Yine bilmeliyiz ki, faşizmin saldırısı, sadece halkın örgütlü gücünün büyümesinden dolayı değildir. Faşizm kendi yönetme gücünü kaybettiği için halktan korkmakta ve halkın örgütlenme gücünün en büyük olduğu yerleri hedefleyerek, halkı korkutmak, sindirmek, yıldırmak istemektedir. Bu sonucu almak için katliam yapacaktır. Bu nedenle faşizmin karşısında boyun eğerek kurtulacağını düşünenler, hem kurtulamazlar, hem de bununla birlikte onurlarını, kişiliklerini, iradelerini de kaybederler. Zulmün önünde biat eden, hem hakkından olur, hem onurundan…
O halde, tek tartışma konumuz şudur; Direneceğiz ama kazanmak için, faşizmin saldırısını geri püskürtmek için nasıl direneceğiz?
Kahramanca direneceğiz!
Tıpkı efendilere isyan eden Spartaküsler gibi direneceğiz.
Tıpkı Paris’in sokaklarını burjuvazinin askerlerine dar eden, Paris komünarları, yoldaşlarımız gibi direneceğiz. Neden? Çünkü, onlarla aynı soydan geliyoruz. Emeğiyle yaşayanların, emeği sömürülenlerin, insan yerine konulmayanların, aşağılanan, horlananların soyundan, bu sömürü düzeni sürsün diye kıyımlara uğratılanların, katledilenlerin soyundan geliyoruz.
Bedrettin yiğitleri gibi direneceğiz. Celaliler, Baba İshaklar gibi direneceğiz. Dersim yiğitleri gibi direneceğiz. Yakılan yıkılan köylerinde kahramanlık destanları yazan Kürt halkı gibi direneceğiz.

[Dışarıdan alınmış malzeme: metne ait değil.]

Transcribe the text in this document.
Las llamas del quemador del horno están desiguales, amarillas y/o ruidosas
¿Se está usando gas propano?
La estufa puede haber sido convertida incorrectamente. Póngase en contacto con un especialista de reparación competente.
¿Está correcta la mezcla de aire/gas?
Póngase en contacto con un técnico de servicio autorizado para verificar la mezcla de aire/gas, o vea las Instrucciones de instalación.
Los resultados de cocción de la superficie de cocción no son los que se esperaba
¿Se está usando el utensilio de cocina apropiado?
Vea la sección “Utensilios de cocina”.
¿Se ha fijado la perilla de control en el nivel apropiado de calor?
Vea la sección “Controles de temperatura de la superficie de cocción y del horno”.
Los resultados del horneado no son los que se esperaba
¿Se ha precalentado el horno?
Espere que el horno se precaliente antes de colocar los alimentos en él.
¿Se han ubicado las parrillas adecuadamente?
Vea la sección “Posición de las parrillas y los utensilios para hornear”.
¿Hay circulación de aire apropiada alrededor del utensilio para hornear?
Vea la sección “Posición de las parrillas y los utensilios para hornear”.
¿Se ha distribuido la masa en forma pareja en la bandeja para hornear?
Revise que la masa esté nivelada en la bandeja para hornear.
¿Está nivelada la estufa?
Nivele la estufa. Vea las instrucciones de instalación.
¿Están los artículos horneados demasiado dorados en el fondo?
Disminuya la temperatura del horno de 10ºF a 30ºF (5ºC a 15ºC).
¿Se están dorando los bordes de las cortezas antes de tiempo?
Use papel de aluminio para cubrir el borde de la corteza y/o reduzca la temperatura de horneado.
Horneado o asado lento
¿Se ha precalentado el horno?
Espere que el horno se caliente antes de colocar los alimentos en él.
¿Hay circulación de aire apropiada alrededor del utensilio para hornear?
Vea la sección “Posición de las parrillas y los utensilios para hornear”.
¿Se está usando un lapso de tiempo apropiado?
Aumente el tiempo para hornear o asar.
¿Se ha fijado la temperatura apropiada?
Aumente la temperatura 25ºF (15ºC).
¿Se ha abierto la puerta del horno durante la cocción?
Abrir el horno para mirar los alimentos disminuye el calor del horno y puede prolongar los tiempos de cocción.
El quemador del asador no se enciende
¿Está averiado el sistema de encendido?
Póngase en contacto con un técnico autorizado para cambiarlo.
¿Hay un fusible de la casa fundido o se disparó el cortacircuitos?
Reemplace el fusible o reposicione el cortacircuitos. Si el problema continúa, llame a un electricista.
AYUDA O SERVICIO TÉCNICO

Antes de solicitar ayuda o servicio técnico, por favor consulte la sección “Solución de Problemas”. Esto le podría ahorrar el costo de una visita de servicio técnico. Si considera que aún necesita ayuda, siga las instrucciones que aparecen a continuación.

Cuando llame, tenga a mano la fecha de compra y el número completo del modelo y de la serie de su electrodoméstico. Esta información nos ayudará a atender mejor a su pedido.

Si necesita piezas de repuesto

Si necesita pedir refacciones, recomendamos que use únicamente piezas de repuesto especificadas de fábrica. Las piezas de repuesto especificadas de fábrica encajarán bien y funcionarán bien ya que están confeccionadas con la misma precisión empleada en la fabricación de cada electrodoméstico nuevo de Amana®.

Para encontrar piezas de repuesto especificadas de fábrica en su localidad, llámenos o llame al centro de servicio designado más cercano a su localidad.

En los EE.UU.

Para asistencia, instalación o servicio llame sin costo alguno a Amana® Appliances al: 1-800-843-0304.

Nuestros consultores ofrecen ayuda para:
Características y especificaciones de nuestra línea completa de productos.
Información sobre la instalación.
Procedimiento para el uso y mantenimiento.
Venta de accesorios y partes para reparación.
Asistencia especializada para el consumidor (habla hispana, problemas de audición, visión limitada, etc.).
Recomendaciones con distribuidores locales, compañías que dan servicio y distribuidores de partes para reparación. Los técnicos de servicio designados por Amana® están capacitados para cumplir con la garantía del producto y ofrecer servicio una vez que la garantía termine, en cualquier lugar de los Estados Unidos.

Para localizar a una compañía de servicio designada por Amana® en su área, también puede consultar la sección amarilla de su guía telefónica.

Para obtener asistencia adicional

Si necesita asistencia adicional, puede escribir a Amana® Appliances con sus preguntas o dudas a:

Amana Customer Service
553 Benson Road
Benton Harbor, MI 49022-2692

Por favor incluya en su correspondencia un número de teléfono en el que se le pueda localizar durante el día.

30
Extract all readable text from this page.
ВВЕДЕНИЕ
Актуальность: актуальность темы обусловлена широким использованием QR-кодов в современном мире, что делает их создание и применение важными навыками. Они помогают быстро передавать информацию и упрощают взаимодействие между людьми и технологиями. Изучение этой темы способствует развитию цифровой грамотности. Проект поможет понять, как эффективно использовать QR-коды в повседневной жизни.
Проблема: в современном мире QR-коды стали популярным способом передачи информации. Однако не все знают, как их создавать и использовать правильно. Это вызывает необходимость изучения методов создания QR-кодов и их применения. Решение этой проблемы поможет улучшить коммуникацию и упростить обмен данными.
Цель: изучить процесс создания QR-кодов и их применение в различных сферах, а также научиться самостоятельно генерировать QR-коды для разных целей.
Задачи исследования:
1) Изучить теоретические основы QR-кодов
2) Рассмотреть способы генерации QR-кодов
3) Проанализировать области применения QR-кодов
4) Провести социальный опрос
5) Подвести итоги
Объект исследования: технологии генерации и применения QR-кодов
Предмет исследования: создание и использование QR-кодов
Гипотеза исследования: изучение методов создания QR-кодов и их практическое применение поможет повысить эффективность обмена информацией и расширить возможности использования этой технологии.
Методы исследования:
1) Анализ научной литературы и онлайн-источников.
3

Mahirler gibi direneceğiz, Sabolar gibi direneceğiz, zindanlarda direniş destanları yazan; Fidanlar, İbililer, Fıratlar gibi direneceğiz. Elifler, Bahtiyarlar, Bernalar gibi direneceğiz. Sokaklarımıza kanımızı dökeceklerse, bundan korkmadan direneceğiz, sokaklara kanlarını dökmekten çekinmeden direneceğiz.
Tıpkı Stalingrad direnişçileri gibi direneceğiz. Herkesin Nazilerin karşısında boyun eğip, Nazileri neredeyse yenilmez güç haline getirdiği koşullarda bir şehri direniş kalesi yapıp, faşizmin bileğini büken Stalingrad direnişçileri gibi tarihsel destanlar yazarak direneceğiz. Ve direniş kalelerine çevirirken her bir sokağımızı, kulaklarımızda onların sesleri yankılanacak. Sokaklarımızdan selamlayacağız onları, onlarla güçlenecek, onları bugünlerde yaşatacağız. Ve bileceğiz ki, Stalingrad’da faşizm yenilmiştir, çünkü, orada bir halk kendi vatanını savunmak için direnmiştir. Vatanını savunan bir halk olarak direneceğiz. Gazi bizim vatanımızdır, işgal güçlerini mahallelerimizden atana kadar direneceğiz. O sokaklarda, halkın Halk Cephesi’nin bayrağını dalgalandırmak için direneceğiz, o sokaklara faşizmin bayrağını asmalarına izin vermemek için direneceğiz. Ve bir kez daha yazacağız tarihe:
HALKIZ HAKLIYIZ KAZANACAĞIZ!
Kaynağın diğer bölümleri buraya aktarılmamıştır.